He sat in the armchair by the window, looking out at the silver bit of moon hanging in the sky. His breath came out in short bursts from his mouth, fogging and unfogging the window with each exhale. She came over and ruffled his hair, disrupting his angst-filled reverie. "Why don't we go out tonight? To McGaffery's Pub or Angela's party?"
"You know, I'm still made at you for all the melodramatic ways you've left parties this year since the fourth of July.", He replied
"Pffft! Melodramatic? Name one time," She demanded, "I"m cool as a cucumber, Drama is a class I got a D in. Name one event, time or place you could remotely link me to so-called drama and festivities."
"Okay for starters, December 10th at Jason's 80's party. Not only did you steal Jason's screwdriver from the garage-"
"I maintain that the screwdriver was a party gift."
"No one gifts tools to party goers, except in the case of woodworking or graduation parties. Continuing on- you then used the aforementioned tool to remove the coat-rack from the entrance way. After which you departed the party with coat-rack plus many jackets belonging to all the blissfully ignorant party-goers. And your reasoning, if I recall correctly, was that you could not find your coat."

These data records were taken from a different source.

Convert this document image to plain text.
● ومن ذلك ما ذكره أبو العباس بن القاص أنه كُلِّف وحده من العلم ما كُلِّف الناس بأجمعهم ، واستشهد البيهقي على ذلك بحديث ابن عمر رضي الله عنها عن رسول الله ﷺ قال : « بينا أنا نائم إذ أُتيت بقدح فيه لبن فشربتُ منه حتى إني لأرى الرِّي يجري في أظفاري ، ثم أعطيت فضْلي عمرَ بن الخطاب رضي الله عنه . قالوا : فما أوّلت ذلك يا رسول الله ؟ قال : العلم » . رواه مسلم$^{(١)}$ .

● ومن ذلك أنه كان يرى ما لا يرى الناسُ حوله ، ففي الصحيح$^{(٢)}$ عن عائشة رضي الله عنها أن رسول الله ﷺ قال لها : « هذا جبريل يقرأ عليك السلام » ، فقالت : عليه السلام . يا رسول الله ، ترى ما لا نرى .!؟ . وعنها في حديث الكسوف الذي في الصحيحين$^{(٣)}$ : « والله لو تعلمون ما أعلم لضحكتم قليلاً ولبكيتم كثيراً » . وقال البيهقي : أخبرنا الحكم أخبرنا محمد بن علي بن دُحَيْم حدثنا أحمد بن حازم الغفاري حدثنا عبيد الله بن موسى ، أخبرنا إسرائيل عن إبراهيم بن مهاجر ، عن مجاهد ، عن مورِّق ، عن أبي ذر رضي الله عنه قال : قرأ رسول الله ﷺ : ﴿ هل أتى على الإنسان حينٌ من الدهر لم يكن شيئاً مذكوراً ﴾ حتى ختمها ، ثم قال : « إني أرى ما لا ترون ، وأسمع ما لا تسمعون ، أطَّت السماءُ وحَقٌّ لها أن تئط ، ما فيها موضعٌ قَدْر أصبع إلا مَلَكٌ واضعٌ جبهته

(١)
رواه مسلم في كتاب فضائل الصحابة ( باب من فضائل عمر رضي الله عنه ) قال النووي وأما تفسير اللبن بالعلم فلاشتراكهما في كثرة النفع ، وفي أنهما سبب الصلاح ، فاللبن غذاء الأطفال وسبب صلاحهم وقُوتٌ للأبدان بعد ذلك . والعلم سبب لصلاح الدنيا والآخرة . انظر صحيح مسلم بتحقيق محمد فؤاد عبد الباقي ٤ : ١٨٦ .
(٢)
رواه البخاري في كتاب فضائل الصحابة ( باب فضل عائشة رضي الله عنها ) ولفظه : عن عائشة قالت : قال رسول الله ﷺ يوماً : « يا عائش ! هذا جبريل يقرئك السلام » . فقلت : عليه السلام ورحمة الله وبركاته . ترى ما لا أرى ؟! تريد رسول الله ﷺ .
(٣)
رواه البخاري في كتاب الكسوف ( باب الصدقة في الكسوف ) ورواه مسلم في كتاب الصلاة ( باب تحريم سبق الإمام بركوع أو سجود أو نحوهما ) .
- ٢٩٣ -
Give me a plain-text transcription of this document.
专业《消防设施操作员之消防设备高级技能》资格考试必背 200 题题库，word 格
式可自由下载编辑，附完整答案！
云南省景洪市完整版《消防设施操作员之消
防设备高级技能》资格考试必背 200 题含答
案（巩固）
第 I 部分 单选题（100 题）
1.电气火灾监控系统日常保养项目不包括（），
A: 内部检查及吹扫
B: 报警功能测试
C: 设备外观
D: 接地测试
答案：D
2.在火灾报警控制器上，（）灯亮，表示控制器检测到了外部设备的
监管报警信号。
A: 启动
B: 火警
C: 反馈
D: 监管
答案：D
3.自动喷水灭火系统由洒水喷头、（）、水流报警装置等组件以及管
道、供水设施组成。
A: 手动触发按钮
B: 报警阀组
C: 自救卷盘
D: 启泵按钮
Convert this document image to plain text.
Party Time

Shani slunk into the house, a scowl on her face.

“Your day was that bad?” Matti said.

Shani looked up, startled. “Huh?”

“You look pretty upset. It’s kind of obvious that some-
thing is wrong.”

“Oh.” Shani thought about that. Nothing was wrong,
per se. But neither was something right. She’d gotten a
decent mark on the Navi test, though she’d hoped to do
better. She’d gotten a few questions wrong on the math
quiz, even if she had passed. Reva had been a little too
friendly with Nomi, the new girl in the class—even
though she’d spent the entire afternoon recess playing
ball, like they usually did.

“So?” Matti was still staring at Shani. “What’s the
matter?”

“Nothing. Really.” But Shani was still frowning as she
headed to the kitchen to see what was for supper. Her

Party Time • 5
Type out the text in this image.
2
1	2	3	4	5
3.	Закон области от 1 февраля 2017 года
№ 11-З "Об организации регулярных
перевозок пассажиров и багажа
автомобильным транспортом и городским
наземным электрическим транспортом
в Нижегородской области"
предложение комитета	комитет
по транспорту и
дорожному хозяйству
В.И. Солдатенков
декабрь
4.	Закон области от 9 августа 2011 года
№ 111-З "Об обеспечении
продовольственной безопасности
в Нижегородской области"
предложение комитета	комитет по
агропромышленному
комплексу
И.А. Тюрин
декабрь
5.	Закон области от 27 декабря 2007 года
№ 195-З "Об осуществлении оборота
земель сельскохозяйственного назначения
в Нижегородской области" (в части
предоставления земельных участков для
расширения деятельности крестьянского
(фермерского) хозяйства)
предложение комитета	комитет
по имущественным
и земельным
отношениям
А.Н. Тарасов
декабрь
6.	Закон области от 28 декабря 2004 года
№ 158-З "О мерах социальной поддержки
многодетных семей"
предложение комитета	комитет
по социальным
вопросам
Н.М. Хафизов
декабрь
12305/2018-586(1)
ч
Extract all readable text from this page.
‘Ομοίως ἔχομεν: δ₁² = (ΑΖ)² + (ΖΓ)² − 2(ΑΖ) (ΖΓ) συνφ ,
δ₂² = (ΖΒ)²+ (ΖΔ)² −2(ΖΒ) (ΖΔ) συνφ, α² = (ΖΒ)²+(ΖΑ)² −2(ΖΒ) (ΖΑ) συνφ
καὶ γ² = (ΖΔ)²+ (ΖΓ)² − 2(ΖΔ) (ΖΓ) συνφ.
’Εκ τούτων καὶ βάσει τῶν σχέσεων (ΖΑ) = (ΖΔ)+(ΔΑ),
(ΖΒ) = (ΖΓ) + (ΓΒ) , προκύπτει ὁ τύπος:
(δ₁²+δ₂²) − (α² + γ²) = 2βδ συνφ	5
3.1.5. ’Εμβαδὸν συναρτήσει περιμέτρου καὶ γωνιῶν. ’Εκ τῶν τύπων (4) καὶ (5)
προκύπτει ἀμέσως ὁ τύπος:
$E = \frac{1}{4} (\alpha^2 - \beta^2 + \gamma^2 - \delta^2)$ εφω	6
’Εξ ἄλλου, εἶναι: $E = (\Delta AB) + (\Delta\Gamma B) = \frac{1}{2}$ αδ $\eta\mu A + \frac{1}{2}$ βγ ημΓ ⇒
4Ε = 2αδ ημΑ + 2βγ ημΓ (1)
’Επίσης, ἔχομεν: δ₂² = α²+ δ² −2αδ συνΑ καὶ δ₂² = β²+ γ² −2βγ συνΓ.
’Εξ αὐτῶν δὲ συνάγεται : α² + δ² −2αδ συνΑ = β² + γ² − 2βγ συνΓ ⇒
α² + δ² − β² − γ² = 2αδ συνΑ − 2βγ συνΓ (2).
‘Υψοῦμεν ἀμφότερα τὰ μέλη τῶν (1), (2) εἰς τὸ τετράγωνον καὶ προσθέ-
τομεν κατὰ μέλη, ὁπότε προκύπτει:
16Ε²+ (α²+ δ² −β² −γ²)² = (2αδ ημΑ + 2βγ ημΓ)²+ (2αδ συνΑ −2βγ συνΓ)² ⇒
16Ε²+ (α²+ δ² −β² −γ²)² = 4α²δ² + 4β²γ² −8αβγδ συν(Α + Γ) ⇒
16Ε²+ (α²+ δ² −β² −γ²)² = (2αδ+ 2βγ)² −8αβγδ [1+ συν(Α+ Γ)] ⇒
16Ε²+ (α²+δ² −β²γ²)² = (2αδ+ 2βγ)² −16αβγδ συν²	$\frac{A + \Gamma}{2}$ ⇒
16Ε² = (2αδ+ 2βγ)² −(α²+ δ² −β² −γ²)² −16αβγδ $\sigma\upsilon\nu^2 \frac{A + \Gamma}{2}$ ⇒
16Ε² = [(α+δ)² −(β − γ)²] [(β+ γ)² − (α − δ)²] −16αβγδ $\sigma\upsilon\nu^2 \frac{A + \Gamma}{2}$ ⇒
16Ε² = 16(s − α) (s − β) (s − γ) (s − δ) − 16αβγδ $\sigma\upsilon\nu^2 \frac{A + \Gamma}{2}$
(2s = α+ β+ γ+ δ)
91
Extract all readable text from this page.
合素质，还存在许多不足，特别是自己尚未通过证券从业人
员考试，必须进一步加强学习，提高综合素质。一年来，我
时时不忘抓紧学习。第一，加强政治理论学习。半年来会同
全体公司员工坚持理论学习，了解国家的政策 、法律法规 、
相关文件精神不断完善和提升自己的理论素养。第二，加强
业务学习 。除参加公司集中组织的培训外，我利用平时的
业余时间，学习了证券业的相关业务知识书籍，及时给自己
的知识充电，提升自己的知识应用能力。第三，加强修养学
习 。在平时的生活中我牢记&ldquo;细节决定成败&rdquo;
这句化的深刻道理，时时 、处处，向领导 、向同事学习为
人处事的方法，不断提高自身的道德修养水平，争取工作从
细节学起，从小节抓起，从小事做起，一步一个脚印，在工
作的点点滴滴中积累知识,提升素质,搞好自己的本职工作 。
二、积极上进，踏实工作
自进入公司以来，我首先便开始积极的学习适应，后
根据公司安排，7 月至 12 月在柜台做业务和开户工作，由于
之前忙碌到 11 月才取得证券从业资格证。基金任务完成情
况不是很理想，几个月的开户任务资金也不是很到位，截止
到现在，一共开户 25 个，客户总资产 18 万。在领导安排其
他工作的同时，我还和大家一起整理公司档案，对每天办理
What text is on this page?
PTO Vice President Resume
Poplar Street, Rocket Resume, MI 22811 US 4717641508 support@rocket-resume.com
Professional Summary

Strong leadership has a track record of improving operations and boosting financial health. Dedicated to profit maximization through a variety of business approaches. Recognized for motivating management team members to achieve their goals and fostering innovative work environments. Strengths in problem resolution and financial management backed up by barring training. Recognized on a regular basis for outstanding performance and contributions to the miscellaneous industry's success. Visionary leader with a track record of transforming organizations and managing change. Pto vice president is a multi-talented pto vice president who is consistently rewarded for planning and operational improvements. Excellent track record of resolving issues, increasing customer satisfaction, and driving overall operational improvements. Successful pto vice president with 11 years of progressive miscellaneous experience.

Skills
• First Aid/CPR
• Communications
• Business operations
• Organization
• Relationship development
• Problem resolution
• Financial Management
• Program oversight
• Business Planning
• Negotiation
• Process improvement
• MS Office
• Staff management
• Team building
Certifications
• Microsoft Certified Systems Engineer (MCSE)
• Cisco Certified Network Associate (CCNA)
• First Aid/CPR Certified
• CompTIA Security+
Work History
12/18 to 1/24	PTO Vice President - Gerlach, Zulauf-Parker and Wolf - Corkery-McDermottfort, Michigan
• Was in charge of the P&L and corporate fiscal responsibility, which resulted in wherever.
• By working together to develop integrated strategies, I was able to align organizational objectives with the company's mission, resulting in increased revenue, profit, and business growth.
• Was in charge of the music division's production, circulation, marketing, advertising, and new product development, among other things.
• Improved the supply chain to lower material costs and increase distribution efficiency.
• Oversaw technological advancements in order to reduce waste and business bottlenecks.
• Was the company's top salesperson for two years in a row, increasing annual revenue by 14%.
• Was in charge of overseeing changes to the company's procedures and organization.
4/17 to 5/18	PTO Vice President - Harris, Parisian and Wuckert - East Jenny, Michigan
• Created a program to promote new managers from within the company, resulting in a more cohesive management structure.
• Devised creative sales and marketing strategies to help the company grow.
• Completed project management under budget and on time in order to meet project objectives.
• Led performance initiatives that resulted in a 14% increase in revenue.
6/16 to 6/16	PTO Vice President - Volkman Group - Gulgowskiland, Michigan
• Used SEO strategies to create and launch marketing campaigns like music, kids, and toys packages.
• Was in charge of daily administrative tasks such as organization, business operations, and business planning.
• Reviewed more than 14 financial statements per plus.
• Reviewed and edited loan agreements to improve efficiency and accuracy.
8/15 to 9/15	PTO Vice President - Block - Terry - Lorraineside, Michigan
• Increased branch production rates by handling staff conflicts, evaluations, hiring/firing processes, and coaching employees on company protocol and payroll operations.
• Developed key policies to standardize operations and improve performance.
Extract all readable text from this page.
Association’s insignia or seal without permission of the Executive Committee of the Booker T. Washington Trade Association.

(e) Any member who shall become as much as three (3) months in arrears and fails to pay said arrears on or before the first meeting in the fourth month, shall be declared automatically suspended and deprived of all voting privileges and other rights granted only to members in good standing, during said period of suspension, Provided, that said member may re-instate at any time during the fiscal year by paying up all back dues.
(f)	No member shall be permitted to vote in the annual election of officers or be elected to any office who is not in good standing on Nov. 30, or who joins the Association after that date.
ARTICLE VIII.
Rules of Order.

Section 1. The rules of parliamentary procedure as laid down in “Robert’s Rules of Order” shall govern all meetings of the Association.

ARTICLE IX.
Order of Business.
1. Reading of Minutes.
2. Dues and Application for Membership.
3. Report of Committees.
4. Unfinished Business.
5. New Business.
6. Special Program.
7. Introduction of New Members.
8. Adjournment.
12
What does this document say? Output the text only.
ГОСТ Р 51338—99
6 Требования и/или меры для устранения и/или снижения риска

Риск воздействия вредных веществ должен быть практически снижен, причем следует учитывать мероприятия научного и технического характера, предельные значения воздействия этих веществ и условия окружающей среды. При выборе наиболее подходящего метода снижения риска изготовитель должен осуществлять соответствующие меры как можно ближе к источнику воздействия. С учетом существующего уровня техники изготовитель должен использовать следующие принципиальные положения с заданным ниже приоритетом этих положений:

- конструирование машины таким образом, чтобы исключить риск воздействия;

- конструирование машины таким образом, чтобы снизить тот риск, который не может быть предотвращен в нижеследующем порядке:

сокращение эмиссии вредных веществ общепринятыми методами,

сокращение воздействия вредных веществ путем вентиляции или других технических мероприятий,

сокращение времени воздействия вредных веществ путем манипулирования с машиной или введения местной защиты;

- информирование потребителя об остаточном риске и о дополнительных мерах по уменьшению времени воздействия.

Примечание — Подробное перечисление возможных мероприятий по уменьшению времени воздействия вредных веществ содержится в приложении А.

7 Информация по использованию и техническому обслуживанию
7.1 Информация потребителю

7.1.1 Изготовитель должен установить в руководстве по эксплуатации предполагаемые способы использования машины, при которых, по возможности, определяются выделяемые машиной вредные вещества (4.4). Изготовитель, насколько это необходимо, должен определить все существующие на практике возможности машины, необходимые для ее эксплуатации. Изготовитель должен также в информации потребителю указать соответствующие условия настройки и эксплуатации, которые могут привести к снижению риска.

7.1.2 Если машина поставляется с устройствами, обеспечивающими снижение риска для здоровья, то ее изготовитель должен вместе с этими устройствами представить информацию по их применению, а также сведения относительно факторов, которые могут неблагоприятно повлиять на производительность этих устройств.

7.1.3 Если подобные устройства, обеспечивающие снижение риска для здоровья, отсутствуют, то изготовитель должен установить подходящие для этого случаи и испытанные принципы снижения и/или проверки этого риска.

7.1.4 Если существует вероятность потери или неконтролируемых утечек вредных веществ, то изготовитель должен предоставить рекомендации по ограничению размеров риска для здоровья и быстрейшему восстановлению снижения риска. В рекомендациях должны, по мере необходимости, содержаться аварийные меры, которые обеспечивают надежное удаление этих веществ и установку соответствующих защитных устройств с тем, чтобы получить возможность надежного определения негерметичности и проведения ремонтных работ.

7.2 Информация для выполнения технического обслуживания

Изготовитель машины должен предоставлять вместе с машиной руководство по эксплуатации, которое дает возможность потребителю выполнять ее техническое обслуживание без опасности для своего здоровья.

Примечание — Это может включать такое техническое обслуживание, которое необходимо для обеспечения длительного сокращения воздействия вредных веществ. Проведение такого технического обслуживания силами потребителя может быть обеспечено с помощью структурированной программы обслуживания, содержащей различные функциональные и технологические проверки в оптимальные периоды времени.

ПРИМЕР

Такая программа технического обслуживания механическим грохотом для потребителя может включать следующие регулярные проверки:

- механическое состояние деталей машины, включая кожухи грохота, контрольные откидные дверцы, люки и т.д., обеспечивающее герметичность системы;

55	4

She didn't have a retort, but instead left his side and crossed the room to put the needle onto the groove of the record, letting music flow into their apartment again. "You have to admit though, it had to have been pretty funny to see their faces when all the coats were gone."
He laughed, "That part was priceless, you're right. But what about Martha's birthday?"
"I remember it being a party with a lot of pizzaz. I had a great time, marvelous even.", She replied swaying to the beat.
"Oh it was a great party, up until we were singing 'Happy Birthday' and just as Martha was about to blow out the candles you cried, 'Not this time!' and flung the entire sheet cake off the table onto her kitchen wall."
She held up two fingers, "Here are the problems with that one: first that cake had hazelnuts, which we both know Martha is deathly allergic to. Second: that wasn't even a departure."
"Hmm, well, yes in the end you could have handled the cake debacle more discretely, but it did save Martha. And no that wasn't a dramatic exit, but after throwing the cake you covered all the shoes on the floor-mat with your cake covered hands. Then you slammed the door and dashed out into the night."
She held up her hands in self-defense, "Nobody likes to have cake hands. No one."
"Fair point, but can you possibly explain away that night at Jeremy Atterton's house when we were celebrating his submission of his doctoral thesis on the quantum mechanics of quarks under the the influence of melodic sound waves."
"That thesis paper...Jeremy did something revolutionary with that one. Although he still won't admit it, I believe he was testing his hypothesis he posited in his paper by subjecting us to unique melodic structures to see what we would do when our bodies reacted in a quantum fashion."
"Really? It was our bodies reacting in a quantum fashion, was it? Let's see here, you ripped the leather covvering off half his couch, took off your top and swung it around your head then took his fig tree and threw it through the dining room window. We were in a bit of a state of shock at this point, but that didn't mean you were done. You jumped through that same window the fig tree had just been defenestrated from, then you lit the tree on fire and sang 'I'm the emerald queen of fig tree fires!' "
"Elevator music will do a hell of a number on a girl when played outside of an elevator, "She winked, "Besides, Harry, the party was more than a little stiff, the air was just about filled with fabric starch. I was just breathing a little life into things."
Harry sighed from his chair, closed his eyes for a moment and siad, "Caroline, I just wish you would fill me in on your plans to "breathe life into things" once in awhile. I want to be included..."
Her eyes lit up,"Why didn't you say so? Let's go cause some mischief."